Our intrepid heroine is Sophie Hatter, the eldest of three sisters. As everyone knows, it is always the youngest of three siblings that has the best chance in the world. All the best storybooks say so. Therefore, Sophie resigned herself to a life working in her family’s hat shop and generally not amounting to as much as her beautiful younger sister Lettie who apprenticed to a baker, or their youngest sister Martha who was apprenticed to the witch of Upper Folding. But fate, and the Witch of the Waste have other plans for Sophie. The Witch, annoyed that Sophie is interfering with some dastardly doings curses Sophie with an age spell.

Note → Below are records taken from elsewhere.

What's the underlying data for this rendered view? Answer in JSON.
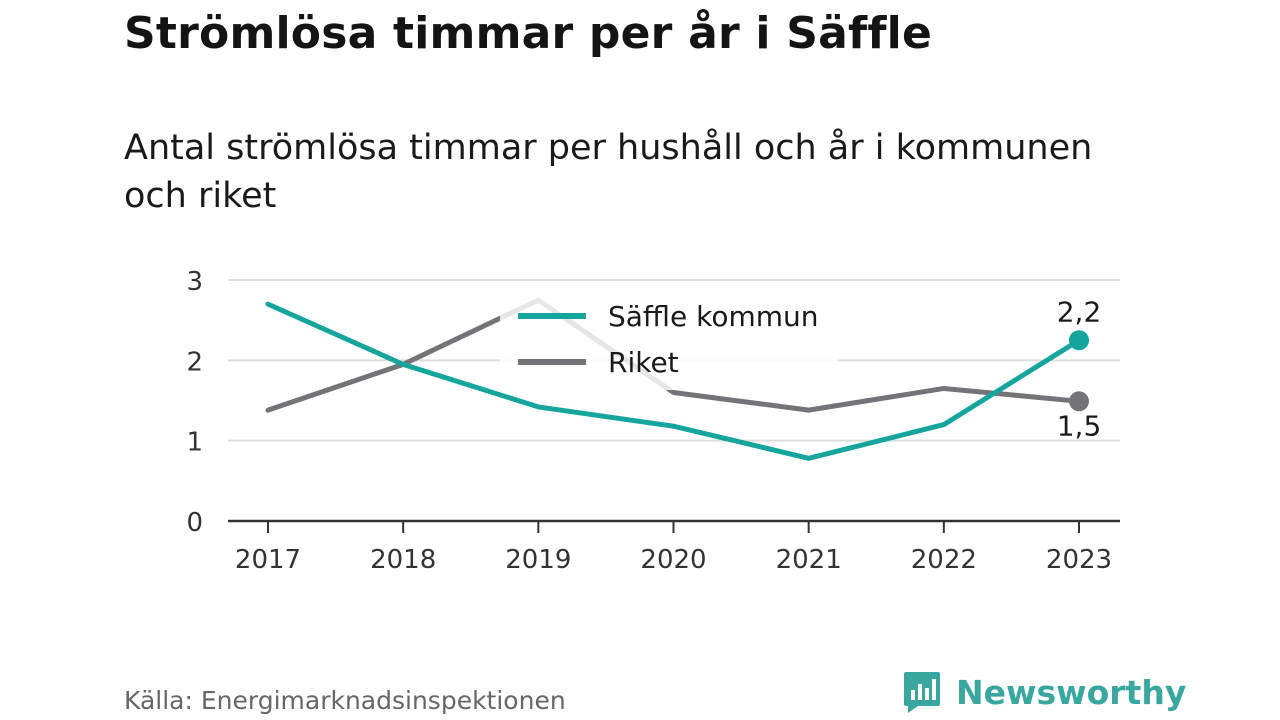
{
  "header": {
    "title": "Strömlösa timmar per år i Säffle",
    "subtitle": "Antal strömlösa timmar per hushåll och år i kommunen och riket"
  },
  "footer": {
    "source": "Källa: Energimarknadsinspektionen",
    "brand_name": "Newsworthy"
  },
  "colors": {
    "saffle": "#16a59c",
    "riket": "#747378",
    "grid": "#dddddd",
    "axis": "#333333",
    "brand": "#3aa79f"
  },
  "chart_data": {
    "type": "line",
    "x": [
      "2017",
      "2018",
      "2019",
      "2020",
      "2021",
      "2022",
      "2023"
    ],
    "yticks": [
      "0",
      "1",
      "2",
      "3"
    ],
    "ylim": [
      0,
      3
    ],
    "grid": true,
    "legend_position": "top-center",
    "series": [
      {
        "name": "Säffle kommun",
        "color": "#16a59c",
        "values": [
          2.7,
          1.95,
          1.42,
          1.18,
          0.78,
          1.2,
          2.25
        ],
        "end_label": "2,2"
      },
      {
        "name": "Riket",
        "color": "#747378",
        "values": [
          1.38,
          1.95,
          2.75,
          1.6,
          1.38,
          1.65,
          1.49
        ],
        "end_label": "1,5"
      }
    ]
  }
}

The now 90 year old Sophie decided to set off to seek her fortune, because she can’t stay home looking like that now can she? This puts her directly into the path of the Wizard Howl, the fiend who lives in a moving castle and eats young girls’ hearts. Or so all the aunts of Sophie’s acquaintance claim. Reasoning logically that if Howl is interested in young girls she shall be quite safe Sophie moves into his castle as the new cleaning woman. She shortly discovers that in addition to quite the least tidy castle in the world she must deal with spells, scarecrows, curses, green slime, love, mandrake roots, fire demons, shooting stars, mending and great quantities of dirt. It’s really quite enough to make her mad as a hatter.

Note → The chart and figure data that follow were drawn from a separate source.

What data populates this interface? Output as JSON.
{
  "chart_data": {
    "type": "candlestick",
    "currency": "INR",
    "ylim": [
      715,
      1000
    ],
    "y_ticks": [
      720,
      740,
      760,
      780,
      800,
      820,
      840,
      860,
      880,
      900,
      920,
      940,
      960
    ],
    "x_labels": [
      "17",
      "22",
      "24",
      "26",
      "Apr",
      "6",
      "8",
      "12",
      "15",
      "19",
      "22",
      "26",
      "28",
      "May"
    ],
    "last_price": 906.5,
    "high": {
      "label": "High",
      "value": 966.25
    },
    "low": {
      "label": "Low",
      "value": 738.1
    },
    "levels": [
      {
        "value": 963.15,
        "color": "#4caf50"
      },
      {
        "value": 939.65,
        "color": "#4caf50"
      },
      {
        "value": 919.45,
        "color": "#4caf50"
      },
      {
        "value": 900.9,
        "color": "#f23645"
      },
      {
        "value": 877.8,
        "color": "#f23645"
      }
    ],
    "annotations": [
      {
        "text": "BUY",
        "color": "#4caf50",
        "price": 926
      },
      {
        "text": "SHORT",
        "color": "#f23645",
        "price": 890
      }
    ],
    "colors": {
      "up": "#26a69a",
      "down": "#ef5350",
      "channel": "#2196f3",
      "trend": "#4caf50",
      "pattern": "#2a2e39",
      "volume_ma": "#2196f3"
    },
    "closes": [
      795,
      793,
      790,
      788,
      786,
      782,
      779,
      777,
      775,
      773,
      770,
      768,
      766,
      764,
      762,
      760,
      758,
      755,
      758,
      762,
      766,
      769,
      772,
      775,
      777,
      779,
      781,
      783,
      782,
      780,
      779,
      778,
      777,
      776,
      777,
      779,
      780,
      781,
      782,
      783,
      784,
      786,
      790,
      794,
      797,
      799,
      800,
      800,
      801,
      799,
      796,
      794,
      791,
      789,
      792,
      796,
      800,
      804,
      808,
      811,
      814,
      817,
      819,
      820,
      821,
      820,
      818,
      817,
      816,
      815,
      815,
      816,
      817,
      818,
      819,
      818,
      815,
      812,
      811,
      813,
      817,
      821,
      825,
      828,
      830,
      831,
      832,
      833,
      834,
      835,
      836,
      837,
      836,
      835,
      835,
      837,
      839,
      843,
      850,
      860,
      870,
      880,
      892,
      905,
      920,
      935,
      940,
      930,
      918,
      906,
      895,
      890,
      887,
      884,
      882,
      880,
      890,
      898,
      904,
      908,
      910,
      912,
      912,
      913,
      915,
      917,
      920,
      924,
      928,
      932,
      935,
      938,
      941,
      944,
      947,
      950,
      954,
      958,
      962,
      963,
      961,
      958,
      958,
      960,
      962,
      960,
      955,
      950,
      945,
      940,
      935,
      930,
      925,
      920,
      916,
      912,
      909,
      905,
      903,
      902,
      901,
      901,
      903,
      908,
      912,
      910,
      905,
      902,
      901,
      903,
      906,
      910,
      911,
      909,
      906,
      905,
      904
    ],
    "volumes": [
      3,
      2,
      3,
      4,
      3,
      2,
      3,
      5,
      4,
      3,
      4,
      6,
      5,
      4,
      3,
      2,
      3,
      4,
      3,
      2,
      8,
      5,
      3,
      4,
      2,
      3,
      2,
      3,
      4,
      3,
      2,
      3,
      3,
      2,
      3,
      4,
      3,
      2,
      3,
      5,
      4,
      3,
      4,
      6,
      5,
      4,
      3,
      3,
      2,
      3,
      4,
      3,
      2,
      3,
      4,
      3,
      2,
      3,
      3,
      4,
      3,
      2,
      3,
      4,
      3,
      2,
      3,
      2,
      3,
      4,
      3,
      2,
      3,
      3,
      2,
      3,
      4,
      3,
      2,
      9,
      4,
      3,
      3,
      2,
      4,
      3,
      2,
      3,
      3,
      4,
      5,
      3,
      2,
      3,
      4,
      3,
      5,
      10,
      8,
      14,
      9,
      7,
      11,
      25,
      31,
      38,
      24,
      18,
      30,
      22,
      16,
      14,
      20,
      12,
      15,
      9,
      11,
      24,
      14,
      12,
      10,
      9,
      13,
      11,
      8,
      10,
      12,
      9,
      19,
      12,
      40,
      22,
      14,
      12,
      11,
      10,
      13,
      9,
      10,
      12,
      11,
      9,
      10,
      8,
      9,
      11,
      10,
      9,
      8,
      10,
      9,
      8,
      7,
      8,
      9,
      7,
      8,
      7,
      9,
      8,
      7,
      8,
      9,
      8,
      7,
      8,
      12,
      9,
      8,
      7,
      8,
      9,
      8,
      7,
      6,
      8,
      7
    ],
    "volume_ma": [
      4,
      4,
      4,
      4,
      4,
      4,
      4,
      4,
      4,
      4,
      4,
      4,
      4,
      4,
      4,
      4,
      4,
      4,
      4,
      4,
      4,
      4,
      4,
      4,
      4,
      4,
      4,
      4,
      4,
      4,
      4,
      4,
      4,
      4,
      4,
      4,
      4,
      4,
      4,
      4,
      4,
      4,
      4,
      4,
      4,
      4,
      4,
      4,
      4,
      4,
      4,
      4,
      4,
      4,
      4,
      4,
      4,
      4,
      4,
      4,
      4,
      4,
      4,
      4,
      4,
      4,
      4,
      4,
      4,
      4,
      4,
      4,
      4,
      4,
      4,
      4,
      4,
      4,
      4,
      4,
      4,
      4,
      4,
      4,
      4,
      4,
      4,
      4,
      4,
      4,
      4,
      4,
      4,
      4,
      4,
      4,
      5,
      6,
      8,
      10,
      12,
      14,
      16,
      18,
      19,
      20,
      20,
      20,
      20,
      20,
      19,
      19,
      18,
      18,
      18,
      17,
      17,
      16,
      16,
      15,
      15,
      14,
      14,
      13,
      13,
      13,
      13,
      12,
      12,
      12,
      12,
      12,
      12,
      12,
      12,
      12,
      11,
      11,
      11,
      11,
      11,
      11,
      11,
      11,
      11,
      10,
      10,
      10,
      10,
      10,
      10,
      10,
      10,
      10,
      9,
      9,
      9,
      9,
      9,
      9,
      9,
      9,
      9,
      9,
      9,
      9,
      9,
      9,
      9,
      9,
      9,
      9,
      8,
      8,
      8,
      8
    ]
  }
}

This book remains one of my favorites and one of my favorites to sell. There is something for most fantasy lovers and Sophie is a great character for a young girl to get involved with. I’ve sold it a few times this holiday season, usually to grandmothers looking for something for an eldest granddaughter. The two sequels make it good for fast readers since there is more of the world to explore after the first story is over.
There is a film. Hayao Miyazaki and Studio Ghibli put out an animated version in 2004. This version is very different from the book, but is still a magical story. Many of Miyazaki’s recurrent themes about pollution and war can be found in the film, but they dovetail fairly well with the framework provided by Wynne Jones. I highly recommend the movie, but, as usual, I urge that the book be read first.
First Impressions
So, this is my first blog entry in my shiny new blog, which will absolutely be updated more than my old blogs. Probably.
This blog is meant to be a place for me to review the books I’m currently reading and , hopefully, get some fun discussions started about them. I will have occasional giveaways and contests. Hopefully, I’ll get some author interviews here as well. If nothing else, I can link the interviews we do at the bookstore I work at – Little Professor. The current interview is with The Magicians author Lev Grossman.
So, on to what I’m currently reading… At the moment, I’m working my way through Richard K. Morgan’s Takeshi Kovacs series. If you have any interest in sci-fi I highly recommend them. I’m coming a bit late to the party (as usual) since Altered Carbon made a pretty big splash when it debuted in 2002. The setting is the far future and technology has changed everything. Consciousness can now be electronically stored and moved from body to body. Death is reversible for those with the money to pay for it. Humans have used the infrastructure of an alien civilization to spread across the galaxy. But the old problems are still around. Cue Takeshi Kovacs. He was trained to be one of the galaxy’s most elite and adaptable soldiers. Unfortunately, that position doesn’t come with much of a severance package so Takeshi has turned to more creative revenue sources.
When a job goes bad and Takeshi is taken into custody the last place he expects to wake up in is a processing facility on Earth. But a very rich has died (temporarily). The police are calling it a suicide, but the victim and his family aren’t satisfied. Takeshi has a time limit, a bottomless expense account, and a few too many dangerous women trying to help him. This is Raymond Chandler for the hard sci-fi fan and it’s beautifully executed. Kovacs is ruthless, but you can’t quite help liking him even if you probably wouldn’t want to meet him on your way home some night. He’s not a comfortable protagonist. He makes morally questionable decisions and sometimes he’s an asshole, but deep down, I think he’s probably a good guy.